Just goes to show how many games ship for years with "big" bugs :P
For reference:
==27467== Invalid write of size 2
==27467== at 0x406526A: GetSteamContentPath()
(pathmatch.cpp:523)
==27467== by 0x4065927: pathmatch(char const*, char\*,
bool, char*, unsigned int) [clone .part.1] (pathmatch.cpp:594)
==27467== by 0x4066849: pathmatch (pathmatch.cpp:541)
==27467== by 0x4066849: CWrap (pathmatch.cpp:685)
==27467== by 0x4066849: __wrap___xstat (pathmatch.cpp:907)
==27467== by 0x406294A: stat (stat.h:455)
==27467== by 0x406294A: CFileSystem_Stdio::FS_stat(char const*, stat*) (FileSystem_Stdio.cpp:225)
==27467== by 0x4060819: CBaseFileSystem::AddPackFiles(char const*) (BaseFileSystem.cpp:1325)
==27467== by 0x4060AA4: CBaseFileSystem::AddSearchPathInternal(char const*, char const*, bool) (BaseFileSystem.cpp:254)
==27467== by 0x4060B37: CBaseFileSystem::AddSearchPath(char const*, char const*) (BaseFileSystem.cpp:186)
==27467== by 0x8049003: main (launcher.cpp:413)
==27467== Address 0x45e5f4e is 30 bytes inside a block of size 31 alloc'd
==27467== at 0x4041714: malloc (vg_replace_malloc.c:393)
==27467== by 0x4357C4A: strdup (strdup.c:42)
==27467== by 0x42F1A76: realpath_stk (canonicalize.c:410)
==27467== by 0x42F1A76: realpath@@GLIBC_2.3 (canonicalize.c:432)
==27467== by 0x406525B: GetSteamContentPath() (pathmatch.cpp:520)
==27467== by 0x4065927: pathmatch(char const*, char\*, bool, char*, unsigned int) [clone .part.1] (pathmatch.cpp:594)
==27467== by 0x4066849: pathmatch (pathmatch.cpp:541)
==27467== by 0x4066849: CWrap (pathmatch.cpp:685)
==27467== by 0x4066849: __wrap___xstat (pathmatch.cpp:907)
==27467== by 0x406294A: stat (stat.h:455)
==27467== by 0x406294A: CFileSystem_Stdio::FS_stat(char const*, stat*) (FileSystem_Stdio.cpp:225)
==27467== by 0x4060819: CBaseFileSystem::AddPackFiles(char const*) (BaseFileSystem.cpp:1325)
==27467== by 0x4060AA4: CBaseFileSystem::AddSearchPathInternal(char const*, char const*, bool) (BaseFileSystem.cpp:254)
==27467== by 0x4060B37: CBaseFileSystem::AddSearchPath(char const*, char const*) (BaseFileSystem.cpp:186)
==27467== by 0x8049003: main (launcher.cpp:413)
Thanks a lot for the guidance/tip, I've learned something new. And you're absolutely right about the cause of the mentioned crash -- I've updated the Github issue with a bit of new info I've gathered.
Yeah, looks like the Q_strcat(pszContentPath, "/"); is invalid, as glibc has only allocated exactly enough to fit the path in the buffer returned by realpath().
The compiler seems to completely inline the strcat and write the '/' and null as a single 2-byte word write, the null then being out of bounds of the malloc'd chunk and likely causing the error as it overwrites something important.
Interestingly, the open group spec says that a null argument to realpath is "Implementation defined" [0]
And the linux (glibc) man pages say it allocates a buffer "Up to PATH_MAX" [1]
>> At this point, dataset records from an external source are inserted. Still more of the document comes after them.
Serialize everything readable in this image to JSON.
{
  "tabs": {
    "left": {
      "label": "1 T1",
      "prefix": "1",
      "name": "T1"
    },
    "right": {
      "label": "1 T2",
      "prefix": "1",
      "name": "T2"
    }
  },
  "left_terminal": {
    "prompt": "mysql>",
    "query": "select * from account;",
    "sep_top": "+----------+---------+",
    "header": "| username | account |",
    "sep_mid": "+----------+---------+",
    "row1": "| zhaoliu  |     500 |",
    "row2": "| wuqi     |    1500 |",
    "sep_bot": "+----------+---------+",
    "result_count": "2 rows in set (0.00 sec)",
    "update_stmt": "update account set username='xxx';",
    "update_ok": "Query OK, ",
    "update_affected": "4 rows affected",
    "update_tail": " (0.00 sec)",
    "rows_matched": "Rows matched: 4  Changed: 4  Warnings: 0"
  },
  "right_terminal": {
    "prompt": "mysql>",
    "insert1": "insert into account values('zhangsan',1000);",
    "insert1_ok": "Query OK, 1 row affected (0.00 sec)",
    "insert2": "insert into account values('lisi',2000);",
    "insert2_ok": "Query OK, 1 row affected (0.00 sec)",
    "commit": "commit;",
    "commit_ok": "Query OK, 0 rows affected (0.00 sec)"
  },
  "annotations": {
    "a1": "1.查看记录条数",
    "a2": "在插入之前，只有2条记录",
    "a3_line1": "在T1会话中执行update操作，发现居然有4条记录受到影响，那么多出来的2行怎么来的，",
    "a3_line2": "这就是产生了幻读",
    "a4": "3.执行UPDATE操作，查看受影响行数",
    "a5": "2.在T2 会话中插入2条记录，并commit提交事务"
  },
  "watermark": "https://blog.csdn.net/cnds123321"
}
I guess "strlen(path)" is "Up to PATH_MAX", but the man page seems unclear - you could read that as implying the buffer is always allocated to PATH_MAX size, but that's not what seems to be happening, just effectively calling strdup() [2]. I have no idea how to feed back to the linux man pages, but might be worth clarifying there.
On another note, Huawei has 42 maintainers listed in the upstream MAINTAINERS file, even with all the sanctions from the US. It's a bit puzzling, and I'm not quite sure what to make of it.